Ayant réalisé, durant leurs études, un film de 35 minutes, déjà tourné dans un jeu vidéo en ligne (GTA V, avec comme décors Los Angeles), les trois metteurs en scène ont eu l'idée de cet incroyable documentaire qu'est "Knit's Island", en croisant un joueur décidé à ne pas jouer, mais seulement se promener dans le jeu. Car le principe est des plus surprenants : pénétrer en tant que joueur, mais incarnant les vrais documentaristes, dans un jeu vidéo, pour réaliser un reportage sur les autres joueurs et leurs motivations à passer des heures dans le jeu. Eux-mêmes auront d'ailleurs réalisé ainsi quelques 963 heures à jouer (soit près de 4 ans), équivalent ainsi à un tournage, dont il leur a fallu ensuite sélectionner les personnages les plus intéressants, et les moments les plus significatifs, parmi les 170 heures de rushs, pour un montage de près de 16 semaines.

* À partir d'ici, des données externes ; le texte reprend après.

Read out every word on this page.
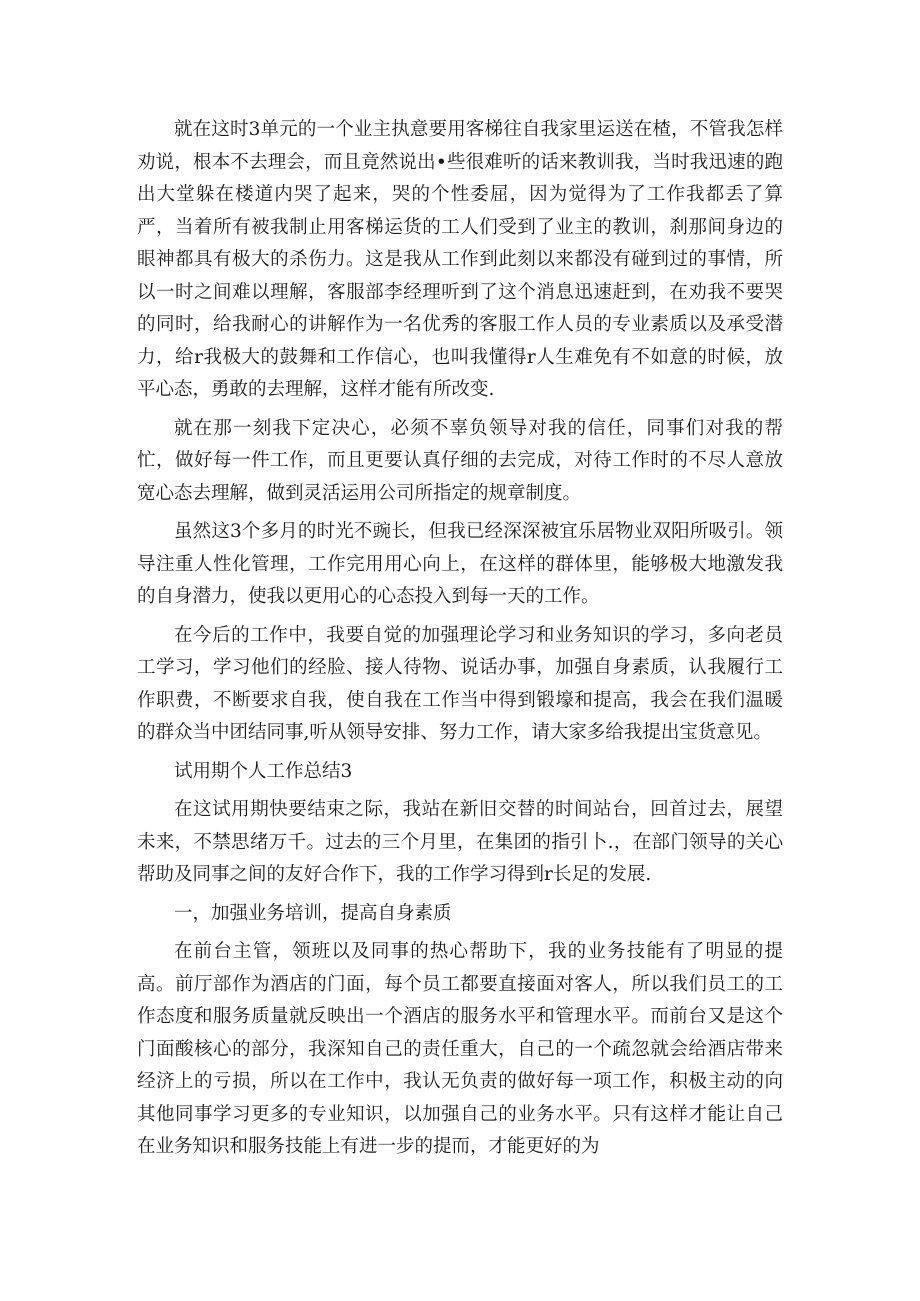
就在这时3单元的一个业主执意要用客梯往自我家里运送在楂，不管我怎样劝说，根本不去理会，而且竟然说出•些很难听的话来教训我，当时我迅速的跑出大堂躲在楼道内哭了起来，哭的个性委屈，因为觉得为了工作我都丢了算严，当着所有被我制止用客梯运货的工人们受到了业主的教训，刹那间身边的眼神都具有极大的杀伤力。这是我从工作到此刻以来都没有碰到过的事情，所以一时之间难以理解，客服部李经理听到了这个消息迅速赶到，在劝我不要哭的同时，给我耐心的讲解作为一名优秀的客服工作人员的专业素质以及承受潜力，给r我极大的鼓舞和工作信心，也叫我懂得r人生难免有不如意的时候，放平心态，勇敢的去理解，这样才能有所改变.

就在那一刻我下定决心，必须不辜负领导对我的信任，同事们对我的帮忙，做好每一件工作，而且更要认真仔细的去完成，对待工作时的不尽人意放宽心态去理解，做到灵活运用公司所指定的规章制度。

虽然这3个多月的时光不豌长，但我已经深深被宜乐居物业双阳所吸引。领导注重人性化管理，工作完用用心向上，在这样的群体里，能够极大地激发我的自身潜力，使我以更用心的心态投入到每一天的工作。

在今后的工作中，我要自觉的加强理论学习和业务知识的学习，多向老员工学习，学习他们的经脸、接人待物、说话办事，加强自身素质，认我履行工作职费，不断要求自我，使自我在工作当中得到锻壕和提高，我会在我们温暖的群众当中团结同事,听从领导安排、努力工作，请大家多给我提出宝货意见。

试用期个人工作总结3

在这试用期快要结束之际，我站在新旧交替的时间站台，回首过去，展望未来，不禁思绪万千。过去的三个月里，在集团的指引卜.，在部门领导的关心帮助及同事之间的友好合作下，我的工作学习得到r长足的发展.

一，加强业务培训，提高自身素质

在前台主管，领班以及同事的热心帮助下，我的业务技能有了明显的提高。前厅部作为酒店的门面，每个员工都要直接面对客人，所以我们员工的工作态度和服务质量就反映出一个酒店的服务水平和管理水平。而前台又是这个门面酸核心的部分，我深知自己的责任重大，自己的一个疏忽就会给酒店带来经济上的亏损，所以在工作中，我认无负责的做好每一项工作，积极主动的向其他同事学习更多的专业知识，以加强自己的业务水平。只有这样才能让自己在业务知识和服务技能上有进一步的提而，才能更好的为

Le résultat, entièrement en images de synthèse, où l'on aperçoit les avatars de nos documentaristes, où un bout de leur corps en caméra subjective, offre à la fois un voyage dépaysant sur île à l'ambiance aussi post-apocalyptique que bucolique. Loin de l'organisation d'un tournage classique, l'expérience a demandé à ceux-ci de faire survivre leurs personnages, en jouant sur le plan des aspects « survival » du jeu (nourriture à trouver, maladies à éviter...), tout en allant à la rencontre de clans ou d'individus, se cachant derrière une identité inventée et défouloir, ou allant jusqu'à confier leur identité dans la vie réelle (le récurrent Reverend Stone...). Une expérience en temps réel pour eux, qui devaient se rendre sur les lieux de tournage des différentes interview, dans l'espace du jeu, et obtenir l'accord des autres joueurs, de pénétrer chez eux, et de poser des questions.

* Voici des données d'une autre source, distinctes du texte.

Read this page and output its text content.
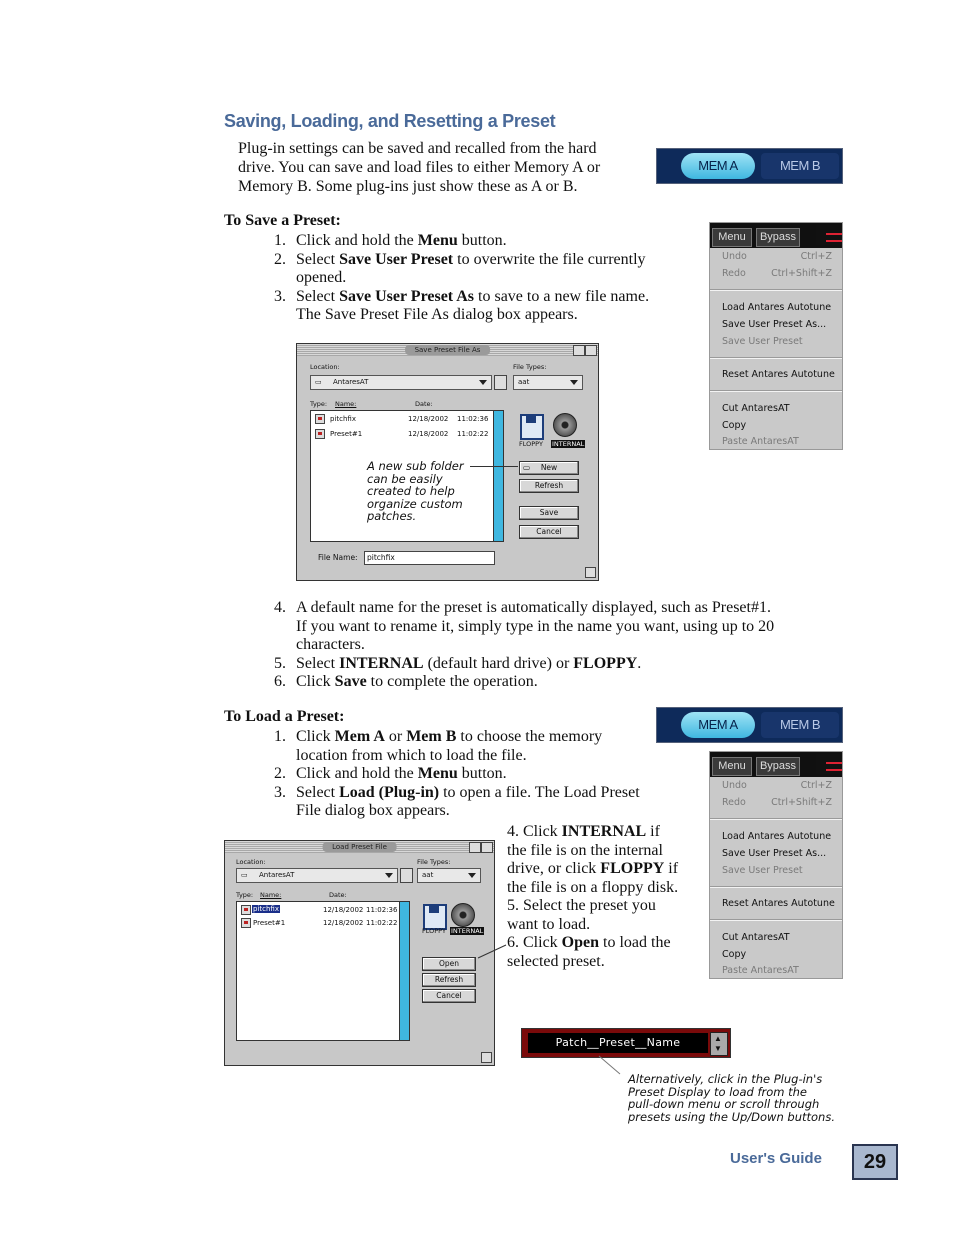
Saving, Loading, and Resetting a Preset
Plug-in settings can be saved and recalled from the hard
drive. You can save and load files to either Memory A or
Memory B. Some plug-ins just show these as A or B.
MEM A	MEM B
To Save a Preset:
1. Click and hold the Menu button.
2. Select Save User Preset to overwrite the file currently
opened.
3. Select Save User Preset As to save to a new file name.
The Save Preset File As dialog box appears.
Menu	Bypass
Undo	Ctrl+Z
Redo	Ctrl+Shift+Z
Load Antares Autotune
Save User Preset As...
Save User Preset
Reset Antares Autotune
Cut AntaresAT
Copy
Paste AntaresAT
Save Preset File As
Location:
▭ AntaresAT
File Types:
aat
Type: Name:	Date:
pitchfix	12/18/2002 11:02:36
Preset#1	12/18/2002 11:02:22
FLOPPY INTERNAL
▭ New
Refresh
Save
Cancel
File Name:	pitchfix
A new sub folder
can be easily
created to help
organize custom
patches.
4. A default name for the preset is automatically displayed, such as Preset#1.
If you want to rename it, simply type in the name you want, using up to 20
characters.
5. Select INTERNAL (default hard drive) or FLOPPY.
6. Click Save to complete the operation.
To Load a Preset:	MEM A	MEM B
1. Click Mem A or Mem B to choose the memory
location from which to load the file.
2. Click and hold the Menu button.
3. Select Load (Plug-in) to open a file. The Load Preset
File dialog box appears.
Menu	Bypass
Undo	Ctrl+Z
Redo	Ctrl+Shift+Z
Load Antares Autotune
Save User Preset As...
Save User Preset
Reset Antares Autotune
Cut AntaresAT
Copy
Paste AntaresAT
4. Click INTERNAL if
the file is on the internal
drive, or click FLOPPY if
the file is on a floppy disk.
5. Select the preset you
want to load.
6. Click Open to load the
selected preset.
Load Preset File
Location:
▭ AntaresAT
File Types:
aat
Type: Name:	Date:
pitchfix	12/18/2002 11:02:36
Preset#1	12/18/2002 11:02:22
FLOPPY INTERNAL
Open
Refresh
Cancel
Patch__Preset__Name	▲
▼
Alternatively, click in the Plug-in's
Preset Display to load from the
pull-down menu or scroll through
presets using the Up/Down buttons.
User's Guide	29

Différentes démarches ou motivations apparaissent ainsi, aux travers des interactions avec l'église des vivants (qui refuse de tuer...), d'une bande de filles masquées nommé les « ombres de la nuit », d'un révérend prêcheur en contact avec une créature maléfique, un certain isolement dans la vie réelle semblant prévaloir tant le jeu les absorbe (un des joueurs avoue avoir parcouru l'île pendant 12 000 heures...). Faire juste ce que l'on veut (et du coup ce qui n'est pas permis...), parcourir des paysages isolés en solitaire, participer à des rites à la limite de fantastique, désir d'anarchie et de destruction, les lieux et personnages non joueurs permettent à chacun de s'extraire du monde réel (le IRL : In Real Life). Le fossé avec celle-ci apparaît au fil du film, avec la difficulté d'expliquer qu'on a presque une double vie. Une double vie que les auteurs n'ont pas expérimentée, puisqu'ils ont joué leur propre rôle dans le film, mais qu'ils ont su capter avec acuité, avec ce film multi-primé (Prix de la critique internationale et de la compétition Burning Lights à Visions du Réel 2023, et Grand prix du jury Diagonales au Festival Premiers Plans d’Angers 2024).